On the Mac, g++ doesn't support emitting Intel mnemonics, but clang does:
:; clang -S -mllvm --x86-asm-syntax=intel t.c
:; cat t.s
.section __TEXT,__text,regular,pure_instructions
.globl _main
.align 4, 0x90
_main: ## #main
.cfi_startproc
## BB#0:
push RBP
Ltmp2:
.cfi_def_cfa_offset 16
Ltmp3:
.cfi_offset rbp, -16
mov RBP, RSP
Ltmp4:
.cfi_def_cfa_register rbp
mov EAX, 0
mov DWORD PTR [RBP - 4], EDI
mov QWORD PTR [RBP - 16], RSI
mov DWORD PTR [RBP - 20], 1
mov DWORD PTR [RBP - 24], 2
mov DWORD PTR [RBP - 28], 0
mov EDI, DWORD PTR [RBP - 20]
add EDI, DWORD PTR [RBP - 24]
mov DWORD PTR [RBP - 28], EDI
pop RBP
ret
.cfi_endproc
.subsections_via_symbols
If you add the -g flag, the compiler will add debug information including source filenames and line numbers. It's too big to put here in its entirety, but this is the relevant part:
.loc 1 4 14 prologue_end ## t.c:4:14
Ltmp5:
mov DWORD PTR [RBP - 20], 1
.loc 1 5 14 ## t.c:5:14
mov DWORD PTR [RBP - 24], 2
.loc 1 6 14 ## t.c:6:14
mov DWORD PTR [RBP - 28], 0
.loc 1 8 5 ## t.c:8:5
mov EDI, DWORD PTR [RBP - 20]
add EDI, DWORD PTR [RBP - 24]
mov DWORD PTR [RBP - 28], EDI
First of all, the assembler listed as "from original article" is using "Intel" syntax, where the "disassembled output" in your post is "AT&T syntax". This explains the order of arguments to instructions being "back to front" [let's not argue about which is right or wrong, ok?], and register names are prefixed by a %, constants prefixed by $. There is also a difference in how memory locations/offsets to registers are referenced - dword ptr [reg+offs] in Intel assembler translates to l as a suffix on the instruction, and offs(%reg).

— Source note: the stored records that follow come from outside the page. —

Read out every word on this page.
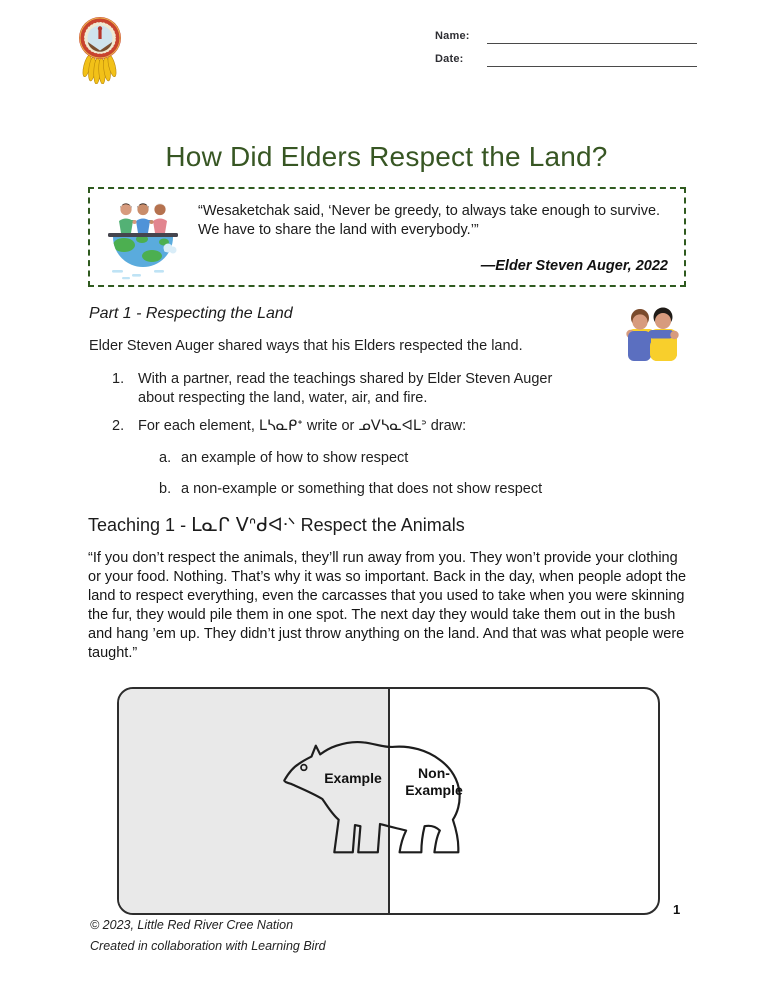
Name:
Date:
How Did Elders Respect the Land?
“Wesaketchak said, ‘Never be greedy, to always take enough to survive. We have to share the land with everybody.’”
—Elder Steven Auger, 2022
Part 1 - Respecting the Land
Elder Steven Auger shared ways that his Elders respected the land.
1. With a partner, read the teachings shared by Elder Steven Auger about respecting the land, water, air, and fire.
2. For each element, ᒪᓴᓇᑭᐩ write or ᓄᐯᓴᓇᐊᒪᐣ draw:
a. an example of how to show respect
b. a non-example or something that does not show respect
Teaching 1 - ᒪᓇᒋ ᐯᐢᑯᐊᐧᐠ Respect the Animals
“If you don’t respect the animals, they’ll run away from you. They won’t provide your clothing or your food. Nothing. That’s why it was so important. Back in the day, when people adopt the land to respect everything, even the carcasses that you used to take when you were skinning the fur, they would pile them in one spot. The next day they would take them out in the bush and hang ’em up. They didn’t just throw anything on the land. And that was what people were taught.”
Example	Non-Example
1
© 2023, Little Red River Cree Nation
Created in collaboration with Learning Bird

The 32-bit vs. 64-bit renames some of the registers - %rbp is the same as ebp in the article code.
The actual offsets (e.g -20) are different partly because the registers are bigger in 64-bit, but also because you have argc and argv as part of your function arguments, which is stored as part of the start of the function - I have a feeling the original article is actually disassembling a different function than main.